I should also mention here that Henry Shires, the owner of Tarptent, is reconfiguring the outer fly to help mitigate some of this internal condensation by raising its bottom height to improve air flow. This is in response to requests from UK hikers who also need to deal with high humidity conditions. I may end up switching to that fly myself to further mitigate the issues reported above.
The Scarp 1 has the most comfortable inner compartment of any of the tents that I own. It’s high enough to sit up in and the walls are vertical, maximizing the usable space inside. The roof hangs down like a parachute, which I find rather calming, and the white walls make it feel like you are sleeping in a cloud.
I do have a few suggested improvements for the inner compartment which can be easily addressed with some minor modifications. First off, there are no pockets on the inside walls of the tent. I have glasses and I like to keep them off the floor at night so I don’t roll over them and break them. I will probably address this by sewing a mesh pocket into the side of the tent about a foot off the floor.

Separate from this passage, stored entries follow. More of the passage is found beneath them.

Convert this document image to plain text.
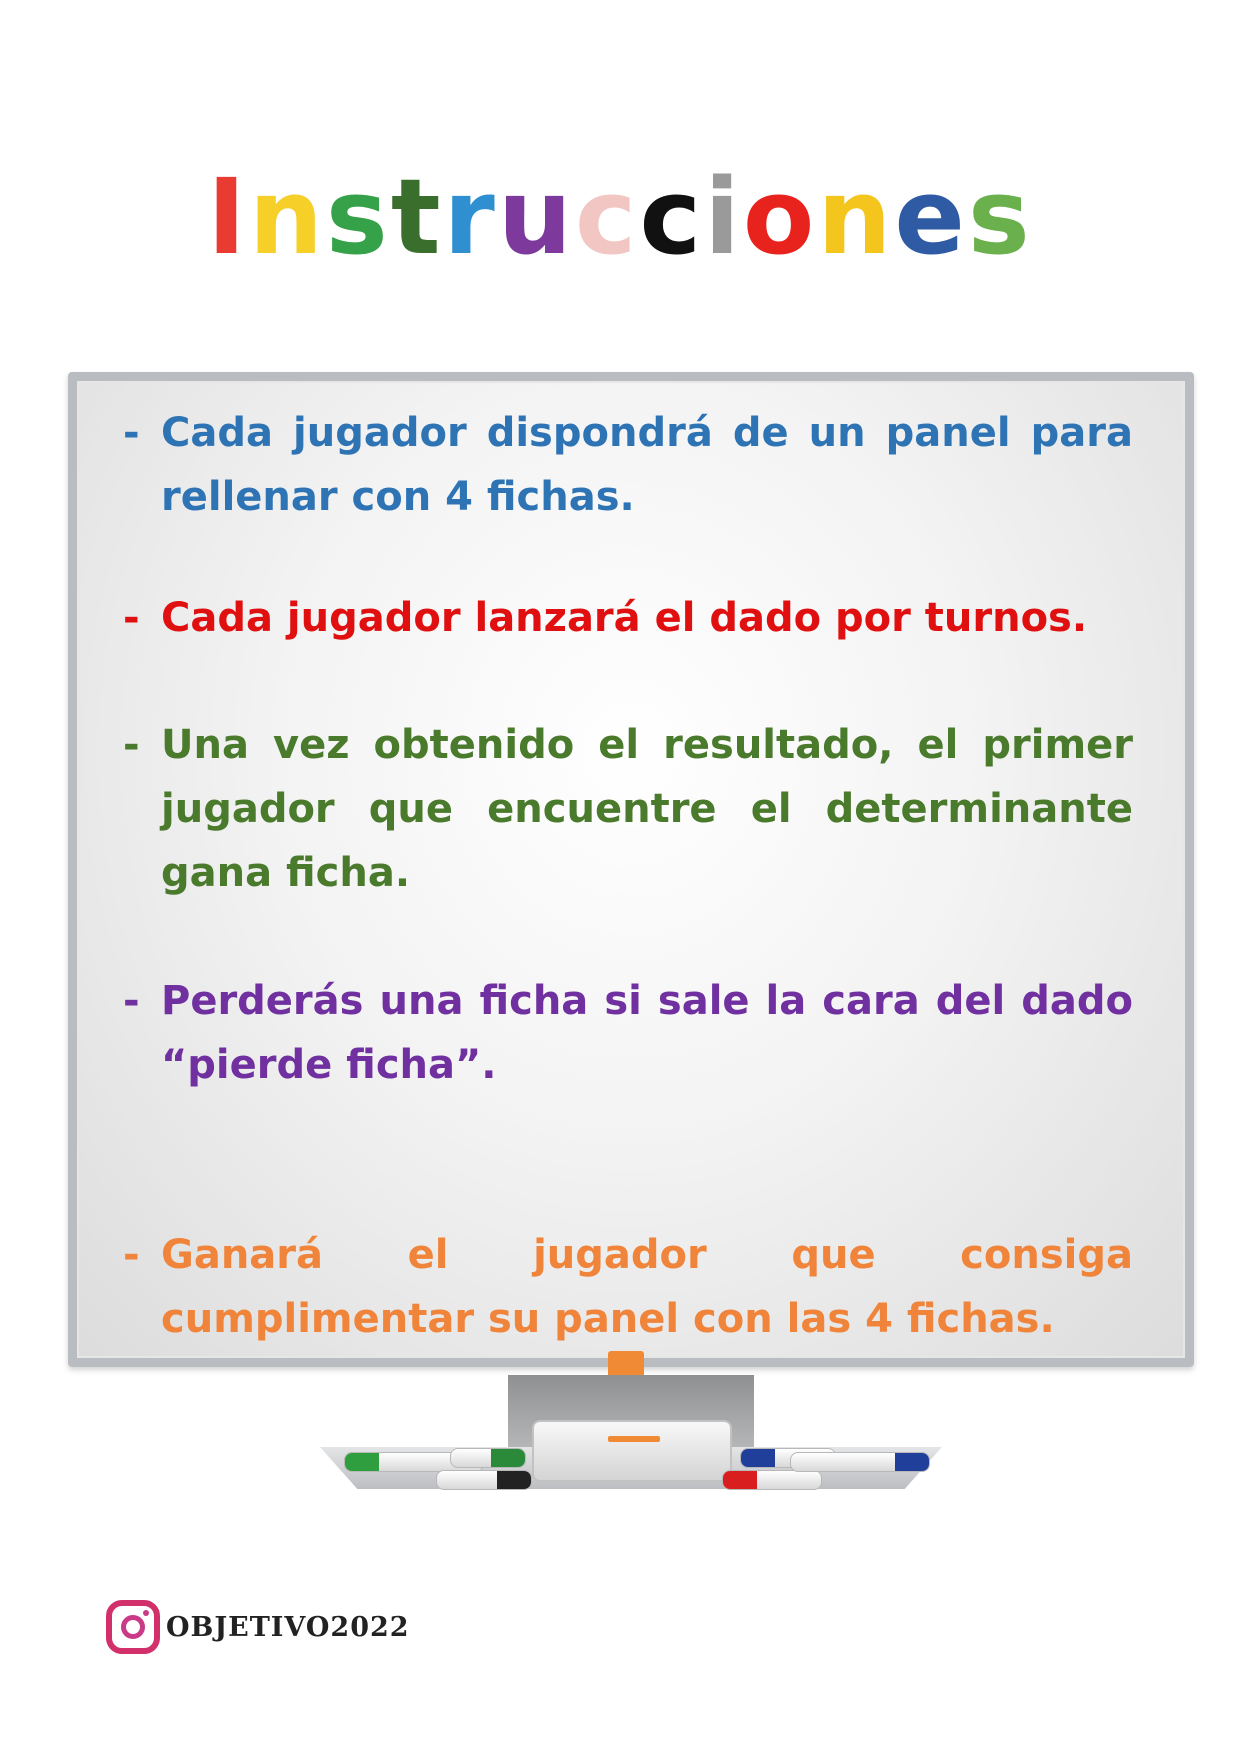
Instrucciones
- Cada jugador dispondrá de un panel para rellenar con 4 fichas.
- Cada jugador lanzará el dado por turnos.
- Una vez obtenido el resultado, el primer jugador que encuentre el determinante gana ficha.
- Perderás una ficha si sale la cara del dado “pierde ficha”.
- Ganará el jugador que consiga cumplimentar su panel con las 4 fichas.
OBJETIVO2022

In addition, it would be nice to be able to hang damp clothing from a clothesline or a gear loft inside the tent. There are internal gear loops along the top of the inner compartment that can be used to rig a home grown solution for this purpose using a few pieces of cord and cutting open a mesh stuff sack to act as a gear loft.
The Scarp 1 comes with six, 9 inch Easton aluminum test stakes to secure the outer fly to the ground. When rigged taughtly, the outer fly puts considerable stress on the tent stakes and will drag them out of the ground unless they’re firmly planted. I’ve experimented with using lighter weight stakes and have found that you really need the holding power of a longer stake, especially in wet ground.
With snow just around the bend, I will be interested to see how effective deadmen are for staking out the Scarp 1. I plan on trying out SMC snow stakes, as well as these neat aluminum T-anchors I found recently, also from SMC, and priced at just $32 for a set of 4.
The vestibules on the Scarp 1 are very narrow. While they are wide enough to store a backpack and your boots out of the rain, I would never try to cook with a stove in one: it’s simply too dangerous. They’re also rather small if you want to take off your wet gear before trying to get inside the dry inner compartment. You need to bring a small camping towel with you to dry up the floor after you’ve removed your wet clothing.
Packing the Tent
Learning how to pack a tent takes some practice. Here’s my method for packing away the Scarp 1.
Remove the inner tent and pack it in a separate stuff sack. If the outer tent has water on it, vibrate it while it is still pitched and the droplets will jump off its drum taught surface. Next, remove the center pole and fold the tent in half by holding the yellow pole sleeve in the air. Lay one side on the ground with the other half on top, dry insides touching. Next, gather all of the pitch lock legs together at one end of the tent and drop the collapsible pole and stakes on the tent and roll it up, folding the sides in as you go, so that the roll is as wide as the length of the collapsed pole. If you’ve packed the inner tent in a separate stuff sack, it will be easy to get the outer fly into the stuff sack provided with the tent.
So far, I am very pleased with the Scarp 1. Besides comfort, this tent’s versatility really appeals to me. The only lingering question I have is how it will fair on a multi-day trip in rainy weather where there are no opportunities to dry off for several days. Other than that, the tent has withstood some challenging autumn weather and I look forward to testing it in snow and alpine conditions in New Hampshire in the coming months.
Disclosure: The author owns this product and purchased it using their own funds.